Tank Wars
Do you like the explosions? Of course, like! That is why such popularity always get the game where you can smash everything and everyone around. A well-known example is the Worms series, but in many of the so-called forerunners of Tank Wars worms, pyromania blooms even more violently: there is only one screen, up to 10 enemies, and the explosions are so powerful that most rounds end in 2-3 moves.
The game has a lot of settings. You can choose opponents (with different algorithms: from "stupid", which most often just kills itself, to "super-killers", which always falls), adjust management, add people-players (yes, playing with someone else is more interesting!) , set the number of rounds, add corrections to the wind and so on. After this, the game itself begins. Everything looks quite simple and schematic, but nice: the standard MCGA mode (256 colors, 320 by 200) barely allows you to fit 10 tanks on a screen that hosts a randomly generated monotonous green landscape without any frills (i.e., it is uniquely projected onto horizontal axis, unlike Worms). For the sake of a small variety, a background was added, or rather conditional (blue sky, stars), or vice versa — eerie psychedelic circles made with palette cycling throughout the VGA palette. Quite cruel to the player, but there is something in it (for me personally, this has become one of the most memorable things in the game since I played it in the early 1990s).
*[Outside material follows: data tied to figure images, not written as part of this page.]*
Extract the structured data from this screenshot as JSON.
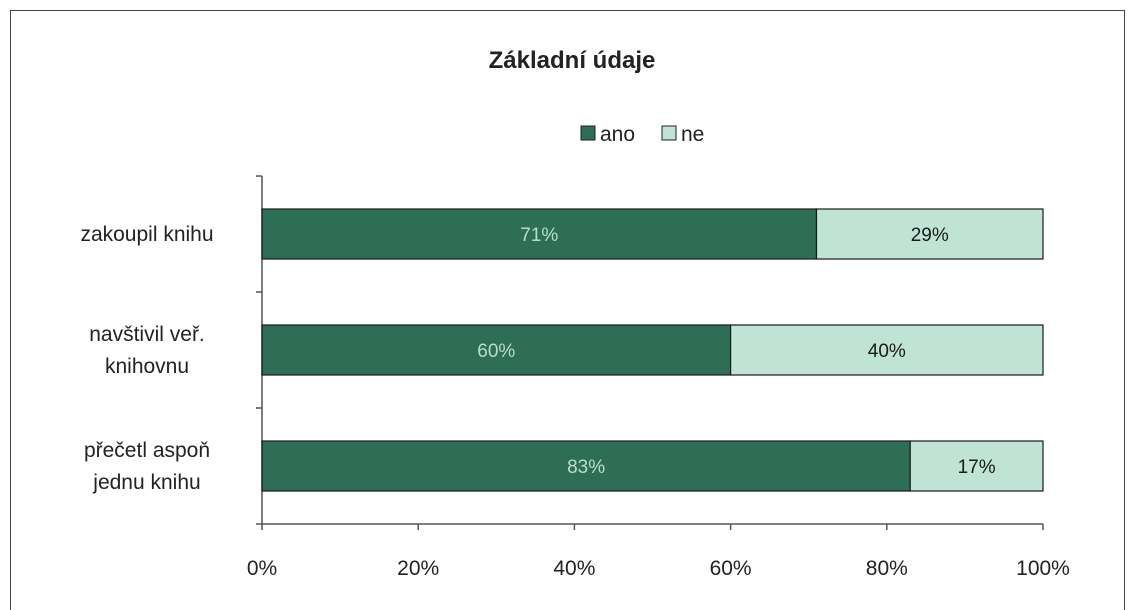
{
  "chart_data": {
    "type": "bar",
    "stacked": true,
    "percent": true,
    "orientation": "horizontal",
    "title": "Základní údaje",
    "categories": [
      [
        "zakoupil knihu"
      ],
      [
        "navštivil veř.",
        "knihovnu"
      ],
      [
        "přečetl aspoň",
        "jednu knihu"
      ]
    ],
    "series": [
      {
        "name": "ano",
        "values": [
          71,
          60,
          83
        ],
        "labels": [
          "71%",
          "60%",
          "83%"
        ],
        "color": "#2e6e56",
        "label_color": "#b9dccd"
      },
      {
        "name": "ne",
        "values": [
          29,
          40,
          17
        ],
        "labels": [
          "29%",
          "40%",
          "17%"
        ],
        "color": "#bfe3d4",
        "label_color": "#1a1a1a"
      }
    ],
    "xticks": [
      "0%",
      "20%",
      "40%",
      "60%",
      "80%",
      "100%"
    ],
    "xlim": [
      0,
      100
    ],
    "legend_position": "top",
    "grid": false
  }
}
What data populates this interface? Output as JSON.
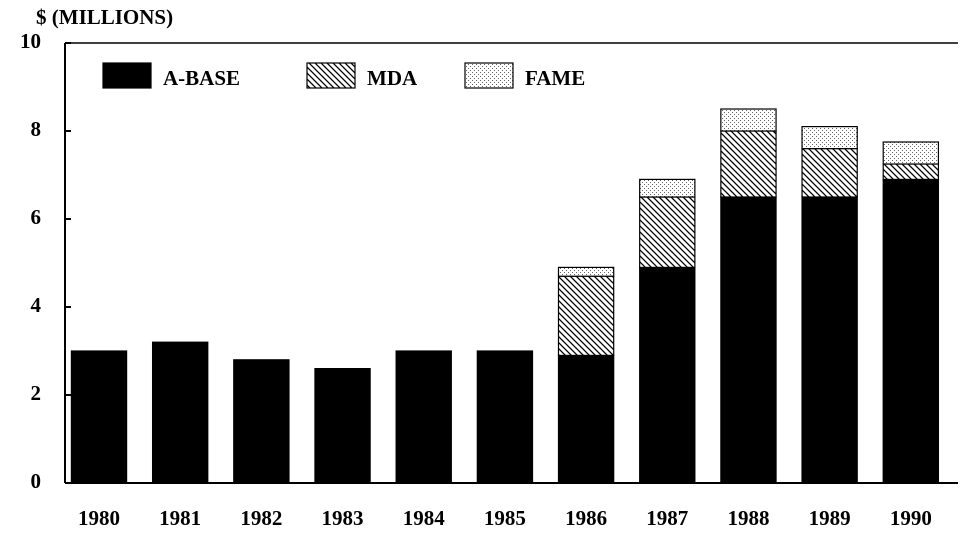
{
  "chart_data": {
    "type": "stacked_bar",
    "title": "$ (MILLIONS)",
    "categories": [
      "1980",
      "1981",
      "1982",
      "1983",
      "1984",
      "1985",
      "1986",
      "1987",
      "1988",
      "1989",
      "1990"
    ],
    "series": [
      {
        "name": "A-BASE",
        "color": "#000000",
        "pattern": "solid",
        "values": [
          3.0,
          3.2,
          2.8,
          2.6,
          3.0,
          3.0,
          2.9,
          4.9,
          6.5,
          6.5,
          6.9
        ]
      },
      {
        "name": "MDA",
        "color": "#000000",
        "pattern": "hatch",
        "values": [
          0,
          0,
          0,
          0,
          0,
          0,
          1.8,
          1.6,
          1.5,
          1.1,
          0.35
        ]
      },
      {
        "name": "FAME",
        "color": "#000000",
        "pattern": "dots",
        "values": [
          0,
          0,
          0,
          0,
          0,
          0,
          0.2,
          0.4,
          0.5,
          0.5,
          0.5
        ]
      }
    ],
    "ylim": [
      0,
      10
    ],
    "yticks": [
      0,
      2,
      4,
      6,
      8,
      10
    ],
    "legend": "upper left"
  }
}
Control of the game is very simple: turn the gun with left-right arrows, adjust the strength of the shot (from 0 to 1000) using the up-and-down arrows, select the weapon (TAB) and shoot (space). The shots, depending on the level, can either be reflected from the walls or fly off the screen. For killing opponents, they earn points for which you can buy weapons between levels. And the weapon from Worms here seems childish prattle: there are ways that you can easily kill everyone around you, including yourself (for example, by hitting the enemy with a 5 megaton atomic bomb). The piquancy is added by the fact that after the "death" tanks can also explode in a different way, so if there are a lot of rivals, then it is in the order of things that they destroy each other along the chain, and the move does not even reach you. Another interesting example is the effect of "disappearing land". The fact is that if there is no surface under your tank, then it falls, damaging it. A weapon with the abbreviation CRI (there are several modifications) randomly removes pixels from the ground at the point of impact of the projectile. Here, too, there are several subtleties, for example, that the remaining patches of earth can continue to “hang in the air” even a turn, for which the balance of battle may well change radically. And there is a mass of such small subtleties and tactics in the game, to talk about everything — only to spoil the impressions of independent study.
Kenny Morse Tank Wars is one of the reference examples of a shareware game: technically everything is done comfortably and without bugs, many possibilities, and most importantly, addictive gameplay, and even with multiplayer!
PS: The game was developed for several years, the last known version, 3.2, was released in mid-1992.